Paul Voise est ce septuagénaire qui fut agressé chez lui et sa maison incendiée dans le quartier de l’Argonne à Orléans en 2002 quelques jours avant le premier tour de l’élection présidentielle qui vit Lionel Jospin éliminé dès le premier tour, au profit de Jean Marie Le Pen. Le battage médiatique disproportionné que fit à l’époque TF1 avec le journaliste Robert Namias. Ce dernier reconnaitra même quelques années plus tard ses excès autour d’une affaire au final pas très claire, sans désavouer pour autant la manipulation de l’opinion.

Découvrant la couverture du Point de cette semaine affichée sur les kiosques en ville, on peut là aussi s’interroger sur la motivation de cet hebdomadaire de faire sa “une” sur le sexisme de rue, en l’associant ostensiblement dans son sous-titre, au communautarisme et donc, suivez mon regard, aux musulmans.

A huit jours d’une élection législative encore quelque peu incertaine, développer un sujet, repris d’un article du Parisien daté de trois semaines, sur le port de la jupe dans certains quartiers de Paris ressemble fort à une réactivation inversée de la polémique de l’été sur le “burkini”, avec en toile de fond le thème récurrent du Front National du “on n’est plus chez nous.

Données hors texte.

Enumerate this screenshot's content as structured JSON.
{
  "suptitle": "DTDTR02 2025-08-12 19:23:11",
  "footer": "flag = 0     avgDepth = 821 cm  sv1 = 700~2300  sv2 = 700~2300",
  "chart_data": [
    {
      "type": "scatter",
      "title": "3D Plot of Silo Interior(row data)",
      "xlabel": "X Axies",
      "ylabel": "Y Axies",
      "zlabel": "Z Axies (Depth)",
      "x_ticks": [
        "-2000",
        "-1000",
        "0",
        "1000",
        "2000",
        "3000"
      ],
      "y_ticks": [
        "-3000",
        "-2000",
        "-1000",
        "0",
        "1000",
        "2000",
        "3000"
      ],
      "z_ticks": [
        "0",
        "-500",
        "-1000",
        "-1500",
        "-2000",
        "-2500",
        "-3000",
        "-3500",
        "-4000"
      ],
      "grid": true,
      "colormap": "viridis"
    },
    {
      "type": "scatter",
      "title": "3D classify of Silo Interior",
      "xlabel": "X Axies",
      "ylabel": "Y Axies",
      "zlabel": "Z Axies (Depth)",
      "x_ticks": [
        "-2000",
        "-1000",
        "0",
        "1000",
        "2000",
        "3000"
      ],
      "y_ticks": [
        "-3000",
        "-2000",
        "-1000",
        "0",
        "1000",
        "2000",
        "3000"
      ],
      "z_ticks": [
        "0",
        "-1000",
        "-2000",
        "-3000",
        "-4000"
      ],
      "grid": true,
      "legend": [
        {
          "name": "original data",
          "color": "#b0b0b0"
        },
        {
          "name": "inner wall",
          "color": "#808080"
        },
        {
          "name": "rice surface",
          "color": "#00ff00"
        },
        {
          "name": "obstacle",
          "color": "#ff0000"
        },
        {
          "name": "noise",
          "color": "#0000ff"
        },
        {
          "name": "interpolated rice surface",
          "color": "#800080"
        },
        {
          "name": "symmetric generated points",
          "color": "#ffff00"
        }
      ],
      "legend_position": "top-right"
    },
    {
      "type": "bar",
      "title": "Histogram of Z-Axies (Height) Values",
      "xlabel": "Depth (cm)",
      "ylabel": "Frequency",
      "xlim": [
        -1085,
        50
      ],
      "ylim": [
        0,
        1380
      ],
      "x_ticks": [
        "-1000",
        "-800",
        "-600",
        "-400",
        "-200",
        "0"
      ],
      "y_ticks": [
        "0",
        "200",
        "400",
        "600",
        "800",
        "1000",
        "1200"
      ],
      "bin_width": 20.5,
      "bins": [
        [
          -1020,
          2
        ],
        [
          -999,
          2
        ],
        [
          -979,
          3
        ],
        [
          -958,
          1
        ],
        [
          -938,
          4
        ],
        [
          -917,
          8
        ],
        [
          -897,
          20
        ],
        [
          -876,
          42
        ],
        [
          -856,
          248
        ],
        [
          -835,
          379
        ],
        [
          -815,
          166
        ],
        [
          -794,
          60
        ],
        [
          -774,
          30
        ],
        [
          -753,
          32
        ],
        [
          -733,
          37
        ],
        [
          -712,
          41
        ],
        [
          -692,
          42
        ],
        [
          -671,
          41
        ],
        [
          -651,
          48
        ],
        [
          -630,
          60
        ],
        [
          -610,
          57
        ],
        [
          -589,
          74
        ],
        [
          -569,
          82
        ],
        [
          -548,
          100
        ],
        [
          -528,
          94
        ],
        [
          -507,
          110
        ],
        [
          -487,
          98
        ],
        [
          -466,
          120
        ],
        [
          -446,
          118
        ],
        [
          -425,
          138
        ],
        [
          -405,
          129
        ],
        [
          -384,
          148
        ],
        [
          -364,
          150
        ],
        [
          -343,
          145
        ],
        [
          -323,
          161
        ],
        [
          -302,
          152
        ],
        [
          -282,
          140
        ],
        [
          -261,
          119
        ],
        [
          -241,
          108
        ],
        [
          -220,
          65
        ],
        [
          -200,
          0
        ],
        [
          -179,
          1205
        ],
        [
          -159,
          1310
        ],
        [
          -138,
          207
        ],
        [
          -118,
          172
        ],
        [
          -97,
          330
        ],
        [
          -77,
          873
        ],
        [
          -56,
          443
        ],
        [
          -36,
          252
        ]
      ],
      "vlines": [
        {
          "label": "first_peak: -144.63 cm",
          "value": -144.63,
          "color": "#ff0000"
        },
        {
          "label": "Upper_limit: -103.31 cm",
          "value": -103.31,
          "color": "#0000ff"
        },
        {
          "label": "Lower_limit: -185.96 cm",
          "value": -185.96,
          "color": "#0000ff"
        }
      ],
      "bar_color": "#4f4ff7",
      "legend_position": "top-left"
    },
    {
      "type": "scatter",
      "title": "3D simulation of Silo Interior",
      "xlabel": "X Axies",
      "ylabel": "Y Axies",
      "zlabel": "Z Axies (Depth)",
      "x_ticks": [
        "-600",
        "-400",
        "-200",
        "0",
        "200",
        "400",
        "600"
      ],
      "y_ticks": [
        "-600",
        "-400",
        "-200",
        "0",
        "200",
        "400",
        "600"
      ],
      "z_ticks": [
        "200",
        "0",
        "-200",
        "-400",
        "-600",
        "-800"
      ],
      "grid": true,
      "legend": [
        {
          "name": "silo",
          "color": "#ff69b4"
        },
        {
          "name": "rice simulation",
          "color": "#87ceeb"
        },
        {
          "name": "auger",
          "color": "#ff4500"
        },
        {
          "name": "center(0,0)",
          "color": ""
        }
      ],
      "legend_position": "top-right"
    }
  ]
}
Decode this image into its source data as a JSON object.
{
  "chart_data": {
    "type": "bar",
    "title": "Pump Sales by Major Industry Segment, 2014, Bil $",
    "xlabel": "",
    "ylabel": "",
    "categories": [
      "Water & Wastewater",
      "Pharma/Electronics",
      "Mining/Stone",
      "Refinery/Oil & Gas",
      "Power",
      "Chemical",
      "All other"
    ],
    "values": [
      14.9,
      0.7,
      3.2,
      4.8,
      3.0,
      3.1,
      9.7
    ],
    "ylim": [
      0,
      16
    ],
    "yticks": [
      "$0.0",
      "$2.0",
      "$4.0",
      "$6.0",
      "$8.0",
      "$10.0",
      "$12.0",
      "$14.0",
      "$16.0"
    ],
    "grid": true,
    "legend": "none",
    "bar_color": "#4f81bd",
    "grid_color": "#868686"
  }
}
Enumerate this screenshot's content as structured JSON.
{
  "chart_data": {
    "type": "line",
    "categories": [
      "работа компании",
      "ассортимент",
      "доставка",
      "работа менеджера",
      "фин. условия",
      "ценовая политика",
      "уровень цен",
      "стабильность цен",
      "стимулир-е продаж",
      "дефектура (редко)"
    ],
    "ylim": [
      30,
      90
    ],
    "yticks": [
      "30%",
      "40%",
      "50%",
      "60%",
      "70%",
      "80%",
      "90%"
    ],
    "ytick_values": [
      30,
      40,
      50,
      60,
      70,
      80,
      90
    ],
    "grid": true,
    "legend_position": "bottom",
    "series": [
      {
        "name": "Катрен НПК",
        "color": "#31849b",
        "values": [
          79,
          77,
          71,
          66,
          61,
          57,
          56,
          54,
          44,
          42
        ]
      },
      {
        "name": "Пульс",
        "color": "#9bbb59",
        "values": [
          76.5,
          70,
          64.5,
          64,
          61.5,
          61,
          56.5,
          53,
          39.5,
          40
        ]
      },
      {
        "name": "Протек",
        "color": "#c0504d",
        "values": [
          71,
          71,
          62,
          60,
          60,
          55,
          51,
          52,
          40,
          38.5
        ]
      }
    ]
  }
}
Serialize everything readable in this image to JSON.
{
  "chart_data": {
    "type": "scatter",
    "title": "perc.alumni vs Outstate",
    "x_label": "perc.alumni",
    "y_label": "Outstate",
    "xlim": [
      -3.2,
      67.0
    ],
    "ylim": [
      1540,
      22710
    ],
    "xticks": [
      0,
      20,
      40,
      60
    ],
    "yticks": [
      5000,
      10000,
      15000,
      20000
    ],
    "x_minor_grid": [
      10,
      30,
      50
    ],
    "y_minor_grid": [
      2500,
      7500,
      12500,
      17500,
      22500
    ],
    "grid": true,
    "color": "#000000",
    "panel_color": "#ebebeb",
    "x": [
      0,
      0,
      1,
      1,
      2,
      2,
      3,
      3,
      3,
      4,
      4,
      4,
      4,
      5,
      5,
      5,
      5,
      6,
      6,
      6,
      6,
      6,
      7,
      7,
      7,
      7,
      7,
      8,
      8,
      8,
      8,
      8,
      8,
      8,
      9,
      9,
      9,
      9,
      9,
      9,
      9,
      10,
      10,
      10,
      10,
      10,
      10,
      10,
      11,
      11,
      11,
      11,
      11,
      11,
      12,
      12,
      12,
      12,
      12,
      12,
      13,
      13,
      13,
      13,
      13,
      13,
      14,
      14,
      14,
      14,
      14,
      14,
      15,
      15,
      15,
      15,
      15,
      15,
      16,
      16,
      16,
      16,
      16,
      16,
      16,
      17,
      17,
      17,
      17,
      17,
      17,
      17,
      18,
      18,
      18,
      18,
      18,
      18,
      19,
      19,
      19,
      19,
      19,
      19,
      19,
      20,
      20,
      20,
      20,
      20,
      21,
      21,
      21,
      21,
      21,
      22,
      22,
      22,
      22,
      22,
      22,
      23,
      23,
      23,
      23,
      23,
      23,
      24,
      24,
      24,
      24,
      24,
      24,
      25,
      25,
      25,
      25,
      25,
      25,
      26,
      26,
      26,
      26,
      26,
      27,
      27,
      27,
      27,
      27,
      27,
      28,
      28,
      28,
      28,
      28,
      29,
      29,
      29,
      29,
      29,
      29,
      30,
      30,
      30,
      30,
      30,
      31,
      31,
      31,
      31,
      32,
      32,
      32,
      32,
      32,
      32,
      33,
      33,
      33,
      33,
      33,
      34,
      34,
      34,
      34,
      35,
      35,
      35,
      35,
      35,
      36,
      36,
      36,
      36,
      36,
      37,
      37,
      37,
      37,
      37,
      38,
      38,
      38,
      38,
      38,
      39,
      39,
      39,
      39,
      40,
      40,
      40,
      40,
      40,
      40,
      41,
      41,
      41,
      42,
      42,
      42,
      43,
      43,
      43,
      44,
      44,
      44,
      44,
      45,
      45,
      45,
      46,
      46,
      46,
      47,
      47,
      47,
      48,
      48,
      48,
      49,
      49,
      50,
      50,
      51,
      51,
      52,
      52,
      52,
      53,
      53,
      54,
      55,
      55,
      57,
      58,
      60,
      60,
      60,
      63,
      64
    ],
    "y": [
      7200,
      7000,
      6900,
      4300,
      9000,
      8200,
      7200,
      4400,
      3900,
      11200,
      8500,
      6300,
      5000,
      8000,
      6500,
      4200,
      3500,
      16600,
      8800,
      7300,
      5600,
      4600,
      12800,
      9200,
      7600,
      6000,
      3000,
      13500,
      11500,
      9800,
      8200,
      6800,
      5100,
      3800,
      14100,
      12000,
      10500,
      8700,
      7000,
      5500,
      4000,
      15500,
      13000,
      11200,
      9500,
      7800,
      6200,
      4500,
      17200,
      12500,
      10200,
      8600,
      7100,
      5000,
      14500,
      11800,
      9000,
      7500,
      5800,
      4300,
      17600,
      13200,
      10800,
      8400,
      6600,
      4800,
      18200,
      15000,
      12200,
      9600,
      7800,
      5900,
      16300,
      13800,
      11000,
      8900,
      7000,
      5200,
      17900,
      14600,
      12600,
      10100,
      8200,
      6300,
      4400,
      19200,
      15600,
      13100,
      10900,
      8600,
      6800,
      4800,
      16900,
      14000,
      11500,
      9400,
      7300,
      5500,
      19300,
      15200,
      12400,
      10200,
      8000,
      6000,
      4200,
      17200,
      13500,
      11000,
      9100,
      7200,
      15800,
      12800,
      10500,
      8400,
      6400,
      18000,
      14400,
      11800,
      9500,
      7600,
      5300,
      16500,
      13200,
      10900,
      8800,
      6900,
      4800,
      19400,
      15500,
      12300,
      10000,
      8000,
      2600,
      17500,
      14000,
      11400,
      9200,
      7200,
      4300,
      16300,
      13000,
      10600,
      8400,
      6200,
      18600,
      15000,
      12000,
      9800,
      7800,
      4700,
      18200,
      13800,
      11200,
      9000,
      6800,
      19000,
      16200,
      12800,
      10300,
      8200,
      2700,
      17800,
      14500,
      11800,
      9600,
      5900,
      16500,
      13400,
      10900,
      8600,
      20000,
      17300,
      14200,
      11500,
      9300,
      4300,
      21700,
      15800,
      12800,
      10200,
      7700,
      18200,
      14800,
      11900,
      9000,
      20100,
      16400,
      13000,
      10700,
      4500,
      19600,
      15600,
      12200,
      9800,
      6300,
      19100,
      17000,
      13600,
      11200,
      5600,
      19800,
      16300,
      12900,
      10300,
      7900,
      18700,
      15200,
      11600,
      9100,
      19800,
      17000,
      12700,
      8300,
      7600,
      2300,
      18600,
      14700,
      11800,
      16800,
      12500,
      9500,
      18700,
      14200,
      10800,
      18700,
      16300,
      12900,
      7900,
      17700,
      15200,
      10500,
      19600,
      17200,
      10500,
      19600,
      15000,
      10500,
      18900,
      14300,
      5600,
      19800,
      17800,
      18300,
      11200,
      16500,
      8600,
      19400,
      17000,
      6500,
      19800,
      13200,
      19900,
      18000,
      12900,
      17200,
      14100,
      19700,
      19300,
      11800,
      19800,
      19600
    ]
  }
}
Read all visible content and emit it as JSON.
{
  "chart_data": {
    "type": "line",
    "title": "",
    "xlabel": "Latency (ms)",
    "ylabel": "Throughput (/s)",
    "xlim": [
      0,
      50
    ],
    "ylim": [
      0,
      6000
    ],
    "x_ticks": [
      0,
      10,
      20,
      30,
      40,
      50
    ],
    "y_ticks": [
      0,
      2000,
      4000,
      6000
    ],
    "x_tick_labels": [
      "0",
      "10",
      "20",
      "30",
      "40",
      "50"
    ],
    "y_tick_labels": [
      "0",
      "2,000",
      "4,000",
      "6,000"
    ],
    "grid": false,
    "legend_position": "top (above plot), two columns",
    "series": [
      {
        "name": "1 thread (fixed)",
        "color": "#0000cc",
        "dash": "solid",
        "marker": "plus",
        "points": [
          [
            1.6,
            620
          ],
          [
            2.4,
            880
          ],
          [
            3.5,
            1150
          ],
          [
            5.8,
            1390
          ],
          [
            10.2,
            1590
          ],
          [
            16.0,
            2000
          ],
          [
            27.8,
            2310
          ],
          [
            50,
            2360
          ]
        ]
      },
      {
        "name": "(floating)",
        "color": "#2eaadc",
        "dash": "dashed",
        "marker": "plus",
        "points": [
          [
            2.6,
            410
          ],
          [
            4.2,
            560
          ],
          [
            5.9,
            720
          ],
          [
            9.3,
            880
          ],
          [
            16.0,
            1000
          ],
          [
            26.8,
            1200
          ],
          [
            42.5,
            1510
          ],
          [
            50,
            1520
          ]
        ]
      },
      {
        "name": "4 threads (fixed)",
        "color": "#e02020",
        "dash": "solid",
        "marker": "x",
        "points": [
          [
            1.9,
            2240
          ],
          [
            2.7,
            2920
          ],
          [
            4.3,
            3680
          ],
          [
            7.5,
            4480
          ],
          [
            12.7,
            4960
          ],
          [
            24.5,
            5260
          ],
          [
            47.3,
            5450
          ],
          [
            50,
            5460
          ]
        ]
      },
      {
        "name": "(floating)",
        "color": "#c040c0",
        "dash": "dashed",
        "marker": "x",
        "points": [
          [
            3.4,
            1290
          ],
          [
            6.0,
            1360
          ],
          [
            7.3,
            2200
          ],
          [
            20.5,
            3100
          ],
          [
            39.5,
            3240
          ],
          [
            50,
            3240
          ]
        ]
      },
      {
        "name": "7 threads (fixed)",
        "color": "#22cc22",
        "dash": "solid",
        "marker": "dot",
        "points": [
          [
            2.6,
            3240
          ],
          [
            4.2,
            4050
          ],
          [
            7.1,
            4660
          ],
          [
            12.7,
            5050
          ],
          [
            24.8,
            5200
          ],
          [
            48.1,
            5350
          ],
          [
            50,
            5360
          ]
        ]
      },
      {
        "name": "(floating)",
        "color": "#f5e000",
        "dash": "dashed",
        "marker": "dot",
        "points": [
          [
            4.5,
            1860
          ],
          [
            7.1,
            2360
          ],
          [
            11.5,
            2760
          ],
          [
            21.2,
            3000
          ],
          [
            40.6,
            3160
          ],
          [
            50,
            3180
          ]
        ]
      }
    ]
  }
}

Certes le harcèlement de rue est un phénomène insupportable pour bon nombre de femmes et qui n’est malheureusement pas limité à quelques quartiers de Paris ou de sa banlieue, une enquête de notre confrère la Tribune-Hebdo d’Orléans, dans sa dernière parution, nous rappelle que ce phénomène touche aussi, bien des villes de province. Il est sans doute urgent de trouver les réponses appropriées à ce qui est une évidente régression de la liberté publique des femmes, mais pourquoi le Point termine son enquête par un appel de la Grande Mosquée de Paris “contre les misogynes”, comme si les coupables de comportements machistes en France n’étaient que musulmans ?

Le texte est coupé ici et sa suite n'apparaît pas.